LANGIT7.ID-Jakarta; Berangkat dari Bangkalan, replika tongkat dan tasbih bersejarah kini tengah menempuh perjalanan menuju Jombang. Simbol restu spiritual ini menjadi inti dari kegiatan "Napak Tilas Isyarah Pendirian Nahdlatul Ulama" yang resmi dilepas oleh Ketua Umum PBNU, KH Yahya Cholil Staquf, pada Minggu (4/1/2026).
Kegiatan ini merekonstruksi rute legendaris Kiai As’ad Syamsul Arifin saat mengantarkan isyarah dari Syaikhona Muhammad Kholil di Bangkalan kepada KH Hasyim Asy’ari di Tebuireng. Ketua Umum Pondok Pesantren Syaichona Muhammad Cholil, RKH Muhammad Nasih Aschal, menegaskan bahwa Bangkalan dipilih sebagai titik awal karena kedudukan Syaikhona Khalil sebagai pemberi restu sekaligus inspirator utama berdirinya NU.
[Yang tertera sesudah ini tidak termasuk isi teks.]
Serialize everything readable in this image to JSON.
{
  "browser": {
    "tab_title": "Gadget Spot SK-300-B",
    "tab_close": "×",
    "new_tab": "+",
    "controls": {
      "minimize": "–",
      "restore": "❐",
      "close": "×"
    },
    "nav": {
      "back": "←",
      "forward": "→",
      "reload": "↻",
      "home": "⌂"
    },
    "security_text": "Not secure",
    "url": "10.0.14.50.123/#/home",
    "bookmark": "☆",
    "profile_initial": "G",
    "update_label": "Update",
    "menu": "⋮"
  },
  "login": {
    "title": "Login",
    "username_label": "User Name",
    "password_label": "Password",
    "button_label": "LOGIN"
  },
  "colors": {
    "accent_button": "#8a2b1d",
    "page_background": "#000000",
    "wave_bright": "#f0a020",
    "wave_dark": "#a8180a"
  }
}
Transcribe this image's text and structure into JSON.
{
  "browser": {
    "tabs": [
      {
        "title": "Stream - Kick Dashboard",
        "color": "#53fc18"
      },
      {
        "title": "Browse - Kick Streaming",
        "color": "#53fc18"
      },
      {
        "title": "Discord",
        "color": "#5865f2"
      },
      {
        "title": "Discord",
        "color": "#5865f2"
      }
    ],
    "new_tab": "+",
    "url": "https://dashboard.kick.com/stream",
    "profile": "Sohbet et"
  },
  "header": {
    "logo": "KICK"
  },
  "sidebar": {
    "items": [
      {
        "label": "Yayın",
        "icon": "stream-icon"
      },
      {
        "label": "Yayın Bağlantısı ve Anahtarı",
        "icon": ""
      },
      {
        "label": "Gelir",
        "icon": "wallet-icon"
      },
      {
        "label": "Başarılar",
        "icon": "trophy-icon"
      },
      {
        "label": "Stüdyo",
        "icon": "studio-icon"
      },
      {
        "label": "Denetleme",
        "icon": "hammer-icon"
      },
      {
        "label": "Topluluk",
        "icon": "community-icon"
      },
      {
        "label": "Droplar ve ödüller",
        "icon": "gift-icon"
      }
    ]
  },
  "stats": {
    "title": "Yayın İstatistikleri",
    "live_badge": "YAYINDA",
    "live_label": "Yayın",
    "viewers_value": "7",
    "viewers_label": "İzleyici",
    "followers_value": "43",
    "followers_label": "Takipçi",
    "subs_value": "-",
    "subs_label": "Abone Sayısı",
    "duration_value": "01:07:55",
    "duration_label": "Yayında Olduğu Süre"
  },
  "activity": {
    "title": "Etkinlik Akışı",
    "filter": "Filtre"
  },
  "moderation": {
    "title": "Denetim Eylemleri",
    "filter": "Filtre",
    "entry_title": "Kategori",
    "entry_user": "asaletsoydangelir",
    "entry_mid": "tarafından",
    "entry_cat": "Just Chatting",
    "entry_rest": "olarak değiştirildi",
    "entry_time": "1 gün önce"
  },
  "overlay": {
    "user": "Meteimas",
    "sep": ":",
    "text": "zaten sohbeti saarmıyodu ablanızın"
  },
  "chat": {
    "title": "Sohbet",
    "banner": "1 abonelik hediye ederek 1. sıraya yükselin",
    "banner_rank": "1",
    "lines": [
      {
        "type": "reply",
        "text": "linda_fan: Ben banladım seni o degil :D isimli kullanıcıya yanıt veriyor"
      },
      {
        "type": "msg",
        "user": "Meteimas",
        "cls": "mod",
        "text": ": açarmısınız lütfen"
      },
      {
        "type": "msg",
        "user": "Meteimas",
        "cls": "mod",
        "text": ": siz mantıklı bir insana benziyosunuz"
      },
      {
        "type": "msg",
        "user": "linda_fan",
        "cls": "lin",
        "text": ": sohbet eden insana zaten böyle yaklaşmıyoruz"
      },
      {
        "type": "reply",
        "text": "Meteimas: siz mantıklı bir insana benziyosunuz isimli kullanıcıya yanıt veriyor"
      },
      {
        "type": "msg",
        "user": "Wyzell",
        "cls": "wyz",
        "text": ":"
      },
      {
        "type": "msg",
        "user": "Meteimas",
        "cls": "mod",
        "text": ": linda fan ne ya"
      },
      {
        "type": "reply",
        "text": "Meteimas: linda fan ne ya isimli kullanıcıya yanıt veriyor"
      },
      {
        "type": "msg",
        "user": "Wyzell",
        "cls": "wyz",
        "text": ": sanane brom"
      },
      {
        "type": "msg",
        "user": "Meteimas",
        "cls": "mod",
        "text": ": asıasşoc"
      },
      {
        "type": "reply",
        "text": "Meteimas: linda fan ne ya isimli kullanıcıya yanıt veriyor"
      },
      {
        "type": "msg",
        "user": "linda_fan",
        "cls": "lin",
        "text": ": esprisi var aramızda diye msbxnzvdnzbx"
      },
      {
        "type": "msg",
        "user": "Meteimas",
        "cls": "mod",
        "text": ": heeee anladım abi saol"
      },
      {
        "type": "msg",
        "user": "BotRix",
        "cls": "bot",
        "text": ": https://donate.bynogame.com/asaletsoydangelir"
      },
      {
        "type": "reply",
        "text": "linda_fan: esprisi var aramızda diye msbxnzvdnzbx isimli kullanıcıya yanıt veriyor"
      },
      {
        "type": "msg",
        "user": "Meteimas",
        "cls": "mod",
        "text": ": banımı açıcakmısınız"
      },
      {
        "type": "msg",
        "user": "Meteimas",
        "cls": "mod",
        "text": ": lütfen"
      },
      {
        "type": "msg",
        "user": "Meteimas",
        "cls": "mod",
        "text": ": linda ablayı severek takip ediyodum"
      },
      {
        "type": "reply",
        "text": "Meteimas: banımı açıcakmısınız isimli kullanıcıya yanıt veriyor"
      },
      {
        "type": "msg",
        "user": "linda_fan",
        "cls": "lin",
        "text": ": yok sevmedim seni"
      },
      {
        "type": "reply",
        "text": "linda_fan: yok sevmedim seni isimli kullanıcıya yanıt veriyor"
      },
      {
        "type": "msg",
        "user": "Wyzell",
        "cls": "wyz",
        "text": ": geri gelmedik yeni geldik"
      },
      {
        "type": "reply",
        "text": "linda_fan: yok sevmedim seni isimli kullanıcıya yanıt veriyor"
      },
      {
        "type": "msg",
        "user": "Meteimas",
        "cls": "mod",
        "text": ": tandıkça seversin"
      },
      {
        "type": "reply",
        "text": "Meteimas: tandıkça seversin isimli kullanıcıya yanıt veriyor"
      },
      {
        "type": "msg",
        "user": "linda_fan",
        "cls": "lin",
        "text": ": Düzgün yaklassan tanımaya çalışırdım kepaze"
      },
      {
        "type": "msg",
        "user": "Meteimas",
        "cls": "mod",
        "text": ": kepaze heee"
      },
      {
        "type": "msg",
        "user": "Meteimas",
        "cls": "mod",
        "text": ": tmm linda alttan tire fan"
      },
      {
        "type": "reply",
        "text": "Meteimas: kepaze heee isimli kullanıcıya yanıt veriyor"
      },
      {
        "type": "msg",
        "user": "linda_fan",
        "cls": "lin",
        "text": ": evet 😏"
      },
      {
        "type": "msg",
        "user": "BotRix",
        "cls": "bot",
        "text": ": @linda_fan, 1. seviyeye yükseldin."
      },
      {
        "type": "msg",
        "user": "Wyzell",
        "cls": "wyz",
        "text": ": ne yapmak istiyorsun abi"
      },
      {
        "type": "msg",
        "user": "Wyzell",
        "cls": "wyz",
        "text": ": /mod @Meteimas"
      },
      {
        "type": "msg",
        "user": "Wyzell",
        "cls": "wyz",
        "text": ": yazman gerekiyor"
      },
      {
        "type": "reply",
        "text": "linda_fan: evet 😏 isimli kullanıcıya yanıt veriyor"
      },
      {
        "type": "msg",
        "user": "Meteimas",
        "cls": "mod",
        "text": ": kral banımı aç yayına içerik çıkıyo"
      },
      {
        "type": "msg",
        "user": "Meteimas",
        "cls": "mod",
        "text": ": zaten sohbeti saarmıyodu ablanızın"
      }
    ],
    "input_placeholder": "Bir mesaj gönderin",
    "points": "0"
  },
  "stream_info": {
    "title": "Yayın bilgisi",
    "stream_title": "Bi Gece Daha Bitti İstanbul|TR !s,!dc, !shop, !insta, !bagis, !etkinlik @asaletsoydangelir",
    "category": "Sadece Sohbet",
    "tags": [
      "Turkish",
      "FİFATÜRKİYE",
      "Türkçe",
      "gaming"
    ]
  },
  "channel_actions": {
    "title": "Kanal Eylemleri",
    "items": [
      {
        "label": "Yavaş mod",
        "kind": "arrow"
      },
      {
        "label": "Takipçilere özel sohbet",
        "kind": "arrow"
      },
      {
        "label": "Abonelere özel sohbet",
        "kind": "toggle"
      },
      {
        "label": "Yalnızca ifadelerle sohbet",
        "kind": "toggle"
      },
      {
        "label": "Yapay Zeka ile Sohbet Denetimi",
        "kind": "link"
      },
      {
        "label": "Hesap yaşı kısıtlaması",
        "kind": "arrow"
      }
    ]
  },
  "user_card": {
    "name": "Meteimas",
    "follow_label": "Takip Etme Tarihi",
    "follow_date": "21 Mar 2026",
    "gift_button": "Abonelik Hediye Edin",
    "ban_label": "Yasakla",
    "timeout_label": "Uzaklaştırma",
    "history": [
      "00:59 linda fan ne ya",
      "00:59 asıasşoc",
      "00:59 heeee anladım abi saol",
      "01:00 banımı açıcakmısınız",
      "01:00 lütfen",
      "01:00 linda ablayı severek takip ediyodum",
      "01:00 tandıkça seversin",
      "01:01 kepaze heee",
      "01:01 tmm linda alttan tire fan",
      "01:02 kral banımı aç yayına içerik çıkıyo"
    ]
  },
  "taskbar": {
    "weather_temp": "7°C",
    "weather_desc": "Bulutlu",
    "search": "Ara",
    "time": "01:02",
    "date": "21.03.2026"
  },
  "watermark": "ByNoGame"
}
“Syaikhona Muhammad Kholil adalah pemberi restu atas lahirnya jam’iyah ini melalui perintah yang beliau sampaikan kepada santrinya, Kiai As’ad Syamsul Arifin, untuk berjalan dari Bangkalan menuju Pondok Pesantren Tebuireng. Hari ini, kita ingin mengulang kembali sejarah itu,” ujar Kiai Nasih dilansir dari situs NU, Senin (5/1/2026).
Ia menekankan bahwa agenda ini bukan sekadar seremoni mengenang masa lalu, melainkan upaya mendalami filosofi di balik tongkat dan tasbih yang sering dianggap sekadar benda simbolis. Kiai Nasih menjelaskan bahwa benda-benda tersebut adalah hasil proses spiritual panjang yang bertujuan menjaga keselamatan umat.
“Hari ini kita ingin menceritakan kembali bahwa pendirian Jam’iyah Nahdlatul Ulama tidak hanya lahir dari cerita tongkat dan tasbih, tetapi juga mengandung berbagai makna dan hikmah yang sangat dalam,” ungkapnya.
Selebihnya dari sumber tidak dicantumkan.